Pulling all of these details together, what’s your next step?
Bottom Line: Should You By a Pair of Compression Socks for Cycling?
Despite the lack of clinical support that compression socks can meaningfully benefit the average cyclist’s performance, as reported by sites like WebMD and the NIH’s PubMed, they remain extraordinarily popular. Why?
Reading online rider feedback, you’ll find many who’ve reported improved feel, support, and comfort while wearing compression socks and stockings, even if they’re willing to admit it’s a placebo effect.

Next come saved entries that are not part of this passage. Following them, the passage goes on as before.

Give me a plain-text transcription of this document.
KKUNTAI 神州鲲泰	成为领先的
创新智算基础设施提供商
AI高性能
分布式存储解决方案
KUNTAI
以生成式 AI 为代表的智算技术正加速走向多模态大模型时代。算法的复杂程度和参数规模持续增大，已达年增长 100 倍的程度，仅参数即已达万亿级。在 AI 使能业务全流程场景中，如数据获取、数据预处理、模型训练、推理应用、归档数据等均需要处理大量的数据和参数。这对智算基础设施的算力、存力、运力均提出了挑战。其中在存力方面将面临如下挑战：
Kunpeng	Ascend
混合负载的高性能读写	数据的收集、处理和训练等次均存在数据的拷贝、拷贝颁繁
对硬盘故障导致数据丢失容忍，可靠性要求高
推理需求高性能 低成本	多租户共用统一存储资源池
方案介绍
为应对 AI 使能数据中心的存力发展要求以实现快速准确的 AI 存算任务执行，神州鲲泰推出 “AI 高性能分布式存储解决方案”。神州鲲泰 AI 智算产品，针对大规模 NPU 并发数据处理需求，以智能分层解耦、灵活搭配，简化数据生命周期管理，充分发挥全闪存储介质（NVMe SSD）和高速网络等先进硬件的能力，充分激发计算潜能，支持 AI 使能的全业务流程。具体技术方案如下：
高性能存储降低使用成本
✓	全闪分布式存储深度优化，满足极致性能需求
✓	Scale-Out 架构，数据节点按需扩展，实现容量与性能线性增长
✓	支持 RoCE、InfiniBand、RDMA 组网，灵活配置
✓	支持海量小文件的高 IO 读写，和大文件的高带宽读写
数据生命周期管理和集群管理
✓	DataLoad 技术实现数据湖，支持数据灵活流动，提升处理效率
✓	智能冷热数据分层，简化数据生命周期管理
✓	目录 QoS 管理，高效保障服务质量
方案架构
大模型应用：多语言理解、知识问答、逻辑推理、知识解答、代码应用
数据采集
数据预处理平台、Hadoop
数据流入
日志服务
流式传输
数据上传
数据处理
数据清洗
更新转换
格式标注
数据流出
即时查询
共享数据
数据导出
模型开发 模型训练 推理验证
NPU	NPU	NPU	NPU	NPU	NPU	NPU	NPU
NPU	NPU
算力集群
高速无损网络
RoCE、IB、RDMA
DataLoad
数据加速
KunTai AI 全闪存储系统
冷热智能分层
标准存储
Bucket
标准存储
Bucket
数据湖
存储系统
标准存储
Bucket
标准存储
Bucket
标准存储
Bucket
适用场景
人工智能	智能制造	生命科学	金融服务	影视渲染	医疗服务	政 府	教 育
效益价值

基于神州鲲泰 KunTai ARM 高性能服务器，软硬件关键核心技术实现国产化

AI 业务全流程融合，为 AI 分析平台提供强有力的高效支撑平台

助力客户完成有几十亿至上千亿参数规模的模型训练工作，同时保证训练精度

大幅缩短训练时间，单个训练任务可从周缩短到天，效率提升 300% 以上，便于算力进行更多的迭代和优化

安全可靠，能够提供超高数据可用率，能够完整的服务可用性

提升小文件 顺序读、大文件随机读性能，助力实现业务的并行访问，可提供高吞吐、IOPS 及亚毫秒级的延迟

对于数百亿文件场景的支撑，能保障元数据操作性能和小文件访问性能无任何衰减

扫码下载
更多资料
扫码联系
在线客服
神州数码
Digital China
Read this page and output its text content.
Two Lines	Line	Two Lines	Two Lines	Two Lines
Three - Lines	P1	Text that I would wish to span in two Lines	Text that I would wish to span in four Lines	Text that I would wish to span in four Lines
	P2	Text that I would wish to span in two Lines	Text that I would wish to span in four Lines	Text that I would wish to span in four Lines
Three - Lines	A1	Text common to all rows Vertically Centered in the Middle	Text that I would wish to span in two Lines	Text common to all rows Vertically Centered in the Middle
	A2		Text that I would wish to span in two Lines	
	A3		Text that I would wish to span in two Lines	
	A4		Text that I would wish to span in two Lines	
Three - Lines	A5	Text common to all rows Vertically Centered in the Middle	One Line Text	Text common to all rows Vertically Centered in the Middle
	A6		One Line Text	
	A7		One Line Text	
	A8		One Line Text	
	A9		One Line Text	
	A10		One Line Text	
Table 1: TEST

Cycling is just as much mental as it is physical, though, so it seems reasonable that making your body more comfortable could potentially improve your overall cycling performance—not to mention the pure enjoyment of being on a bike.
Given all of these details, compression socks, stockings, and sleeves might represent a solid value—as long as you maintain realistic expectations and understand that you’ll likely only improve your comfort.
Also, keep in mind that whichever brand, height, style, or compression level you choose, your compression stockings will eventually lose their elasticity and will have to be replaced.